Artigo
O trigo e o joio
- O que há de bom e de ruim na coleção
Veja, 2000-05-28
Jorge Rosenberg/Zero |
Ashkenazy: boas gravações do ex-titular da orquestra |
Por não ter vínculo empregatício, grande parte dos músicos da Royal Philharmonic recebe por sessão de gravação, ensaio ou concerto. Quem não é bom não é recontratado. E assim se mantém o alto nível. Em Londres, a oferta de bons músicos é tal que daria para criar diversas sinfônicas de primeira linha. Não foi à toa que, nos anos 80, a orquestra se meteu numa enrascada cômica, quando assinou contratos para realizar dois concertos, em dois países diferentes, no mesmo dia e horário. Ao saber do fato, um dos organizadores negou-se a pagar a orquestra onipresente, alegando ter comprado a "falsa" Royal Philharmonic.
Ao contrário do que disse o compositor austríaco Gustav Mahler – "não existem más orquestras, somente maus maestros" – , o som de uma orquestra depende sobretudo da qualidade técnica de seus elementos. Essa é a razão pela qual um bom regente jamais obterá grande resultado de um conjunto de quinta categoria. Curiosamente, a recíproca não é verdadeira. Um maestro medíocre não tem sequer a capacidade de fazer com que uma excelente orquestra soe desafinada. Normalmente, ele é ignorado, como se fosse invisível. Os músicos olham para o coitado somente nos momentos críticos, como o início e o fim da performance.

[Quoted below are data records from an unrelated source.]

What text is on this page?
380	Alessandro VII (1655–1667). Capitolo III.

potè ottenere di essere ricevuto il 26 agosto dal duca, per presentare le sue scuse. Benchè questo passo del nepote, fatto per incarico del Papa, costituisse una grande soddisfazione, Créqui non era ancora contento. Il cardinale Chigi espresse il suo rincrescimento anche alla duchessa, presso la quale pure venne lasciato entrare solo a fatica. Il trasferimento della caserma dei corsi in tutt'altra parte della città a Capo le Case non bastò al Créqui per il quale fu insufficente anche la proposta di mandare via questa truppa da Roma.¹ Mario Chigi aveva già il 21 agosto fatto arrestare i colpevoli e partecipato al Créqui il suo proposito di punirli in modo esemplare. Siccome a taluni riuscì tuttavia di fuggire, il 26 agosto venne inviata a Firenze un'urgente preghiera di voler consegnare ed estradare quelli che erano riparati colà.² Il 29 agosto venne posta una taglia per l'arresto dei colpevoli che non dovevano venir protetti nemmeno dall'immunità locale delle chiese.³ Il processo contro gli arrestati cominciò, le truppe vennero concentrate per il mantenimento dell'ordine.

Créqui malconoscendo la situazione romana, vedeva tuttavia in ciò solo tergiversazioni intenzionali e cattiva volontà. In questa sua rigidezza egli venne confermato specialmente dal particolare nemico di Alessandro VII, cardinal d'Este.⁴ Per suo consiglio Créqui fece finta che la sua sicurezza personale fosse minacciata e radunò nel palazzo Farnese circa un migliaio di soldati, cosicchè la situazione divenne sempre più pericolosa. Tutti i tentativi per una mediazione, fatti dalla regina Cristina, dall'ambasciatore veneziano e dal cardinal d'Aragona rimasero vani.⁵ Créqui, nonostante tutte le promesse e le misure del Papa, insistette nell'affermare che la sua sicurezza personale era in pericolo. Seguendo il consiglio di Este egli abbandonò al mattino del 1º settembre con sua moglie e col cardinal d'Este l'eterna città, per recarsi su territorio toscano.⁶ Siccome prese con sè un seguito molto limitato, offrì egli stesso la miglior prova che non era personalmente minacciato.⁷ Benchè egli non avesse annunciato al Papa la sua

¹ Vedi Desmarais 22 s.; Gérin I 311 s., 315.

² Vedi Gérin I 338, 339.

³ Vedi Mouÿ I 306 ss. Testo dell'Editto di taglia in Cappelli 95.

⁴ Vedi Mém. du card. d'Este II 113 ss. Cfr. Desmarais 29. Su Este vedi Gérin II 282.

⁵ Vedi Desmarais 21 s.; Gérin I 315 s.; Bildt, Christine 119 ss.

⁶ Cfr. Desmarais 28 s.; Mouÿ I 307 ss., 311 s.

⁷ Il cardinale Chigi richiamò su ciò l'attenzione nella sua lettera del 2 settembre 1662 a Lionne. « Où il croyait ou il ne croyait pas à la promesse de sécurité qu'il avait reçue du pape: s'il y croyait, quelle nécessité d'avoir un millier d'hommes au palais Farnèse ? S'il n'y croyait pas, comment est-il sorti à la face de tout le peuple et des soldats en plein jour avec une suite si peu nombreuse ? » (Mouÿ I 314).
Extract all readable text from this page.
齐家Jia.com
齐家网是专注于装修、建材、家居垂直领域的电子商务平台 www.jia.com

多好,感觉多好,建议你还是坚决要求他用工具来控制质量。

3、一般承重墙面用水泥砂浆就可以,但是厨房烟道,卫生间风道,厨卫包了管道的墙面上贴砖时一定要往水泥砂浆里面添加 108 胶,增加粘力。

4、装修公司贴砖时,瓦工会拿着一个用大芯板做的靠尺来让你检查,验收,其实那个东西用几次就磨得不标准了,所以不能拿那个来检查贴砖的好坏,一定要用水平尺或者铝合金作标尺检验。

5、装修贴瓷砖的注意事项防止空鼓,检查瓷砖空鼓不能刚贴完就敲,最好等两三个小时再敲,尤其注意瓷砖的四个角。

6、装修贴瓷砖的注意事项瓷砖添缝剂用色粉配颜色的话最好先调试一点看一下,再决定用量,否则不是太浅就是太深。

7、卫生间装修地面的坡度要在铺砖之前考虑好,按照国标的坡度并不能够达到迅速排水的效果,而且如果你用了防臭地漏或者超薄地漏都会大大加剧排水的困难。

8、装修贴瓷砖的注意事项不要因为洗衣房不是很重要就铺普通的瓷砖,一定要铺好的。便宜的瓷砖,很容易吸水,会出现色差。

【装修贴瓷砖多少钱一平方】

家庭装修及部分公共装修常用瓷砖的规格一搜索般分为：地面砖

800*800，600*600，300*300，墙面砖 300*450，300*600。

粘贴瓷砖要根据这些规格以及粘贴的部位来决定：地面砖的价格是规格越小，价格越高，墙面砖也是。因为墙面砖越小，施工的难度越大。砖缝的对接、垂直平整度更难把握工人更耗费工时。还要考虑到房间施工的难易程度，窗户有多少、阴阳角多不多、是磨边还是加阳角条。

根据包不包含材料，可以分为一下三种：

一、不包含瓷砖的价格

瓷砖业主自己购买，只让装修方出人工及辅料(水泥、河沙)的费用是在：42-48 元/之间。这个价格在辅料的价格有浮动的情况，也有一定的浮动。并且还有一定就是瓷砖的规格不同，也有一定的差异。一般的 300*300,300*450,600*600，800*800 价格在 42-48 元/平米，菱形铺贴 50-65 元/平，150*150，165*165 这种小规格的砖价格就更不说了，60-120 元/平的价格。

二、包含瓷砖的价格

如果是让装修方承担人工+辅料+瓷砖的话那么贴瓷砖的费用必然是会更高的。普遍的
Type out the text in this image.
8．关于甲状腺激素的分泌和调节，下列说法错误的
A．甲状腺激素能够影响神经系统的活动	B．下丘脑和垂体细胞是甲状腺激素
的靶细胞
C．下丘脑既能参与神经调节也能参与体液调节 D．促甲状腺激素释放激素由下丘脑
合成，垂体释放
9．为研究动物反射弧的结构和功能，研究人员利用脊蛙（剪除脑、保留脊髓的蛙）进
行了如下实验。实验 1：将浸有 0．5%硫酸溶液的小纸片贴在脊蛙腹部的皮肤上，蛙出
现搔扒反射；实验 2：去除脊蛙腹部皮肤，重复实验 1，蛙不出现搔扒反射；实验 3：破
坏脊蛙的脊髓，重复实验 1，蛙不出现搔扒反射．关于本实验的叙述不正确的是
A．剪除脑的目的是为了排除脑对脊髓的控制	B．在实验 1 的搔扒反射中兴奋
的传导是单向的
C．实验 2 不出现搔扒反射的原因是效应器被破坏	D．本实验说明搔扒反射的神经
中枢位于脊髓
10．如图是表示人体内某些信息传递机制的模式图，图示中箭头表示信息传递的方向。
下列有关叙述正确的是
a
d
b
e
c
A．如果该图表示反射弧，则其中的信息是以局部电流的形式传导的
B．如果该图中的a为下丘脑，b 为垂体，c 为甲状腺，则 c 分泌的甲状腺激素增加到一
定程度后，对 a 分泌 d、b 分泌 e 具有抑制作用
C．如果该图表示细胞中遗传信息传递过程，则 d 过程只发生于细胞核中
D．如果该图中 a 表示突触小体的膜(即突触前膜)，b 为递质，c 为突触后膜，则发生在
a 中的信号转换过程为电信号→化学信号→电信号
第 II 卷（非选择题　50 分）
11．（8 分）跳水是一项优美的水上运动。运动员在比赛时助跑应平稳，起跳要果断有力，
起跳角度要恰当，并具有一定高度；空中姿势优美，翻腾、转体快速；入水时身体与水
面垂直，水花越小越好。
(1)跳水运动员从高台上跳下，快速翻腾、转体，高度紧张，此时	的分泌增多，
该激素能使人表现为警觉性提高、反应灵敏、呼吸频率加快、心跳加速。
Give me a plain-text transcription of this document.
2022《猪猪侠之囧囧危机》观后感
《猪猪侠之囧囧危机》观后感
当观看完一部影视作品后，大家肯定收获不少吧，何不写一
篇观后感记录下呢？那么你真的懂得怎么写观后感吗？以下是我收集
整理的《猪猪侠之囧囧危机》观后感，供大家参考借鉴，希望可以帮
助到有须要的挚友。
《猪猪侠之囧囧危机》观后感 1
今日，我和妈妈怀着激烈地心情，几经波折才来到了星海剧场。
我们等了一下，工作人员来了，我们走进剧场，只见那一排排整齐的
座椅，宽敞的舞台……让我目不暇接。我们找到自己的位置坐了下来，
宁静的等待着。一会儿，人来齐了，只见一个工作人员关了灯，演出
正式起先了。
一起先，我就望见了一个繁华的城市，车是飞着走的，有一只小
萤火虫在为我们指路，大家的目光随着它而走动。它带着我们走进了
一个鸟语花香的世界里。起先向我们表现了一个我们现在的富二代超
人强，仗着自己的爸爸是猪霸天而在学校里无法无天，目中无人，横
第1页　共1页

"Cadê a orquestra?" – Ainda que não sejam formidáveis, os CDs da Royal Philharmonic Collection não chegam a comprometer. Aqueles que trazem os condecorados sir Charles McKerras e lord Yehudi Menuhin – interpretando Richard Strauss e Tchaikovsky, respectivamente – são certamente os melhores da coleção. Considerando-se a qualidade da orquestra, o preço de 15 reais por CD é uma pechincha. Os encartes, no entanto, destoam de seus conteúdos. O amadorismo faz com que o regente Vladimir Ashkenazy, afastado há anos da orquestra, seja apresentado ao público como seu atual diretor, destronando assim o verdadeiro chefão, o italiano Daniele Gatti. Mais divertido que rebatizar o maestro Menuhin de Mehunim é descobrir que, no disco com obras do compositor Erik Satie, se ouve apenas o som de um piano. "Cadê a orquestra?", perguntará o incrédulo ouvinte, ao ler, no encarte, a biografia do maestro Stefan Sanderling. "Estou ficando surdo ou se trata de um fantasma", concluirá. E, com grande alívio, finalmente descobrirá que o disco, parte integrante da Royal Philharmonic Collection, é para piano solo. Apesar de o currículo da orquestra ser apresentado em português, o dos artistas e as notas sobre o programa aparecem em inglês. Trapalhadas à parte, é inadmissível a omissão dos nomes dos intérpretes nos CDs propriamente ditos. Sem artistas, companhias de gravação não existiriam. Então, não é justo que seus lucros sejam obtidos à custa de quem elas desprezam. Se não há, deveria haver uma lei que regulamentasse a questão.
E se o comprador perder a caixinha de um CD não saberá mais quem é o intérprete.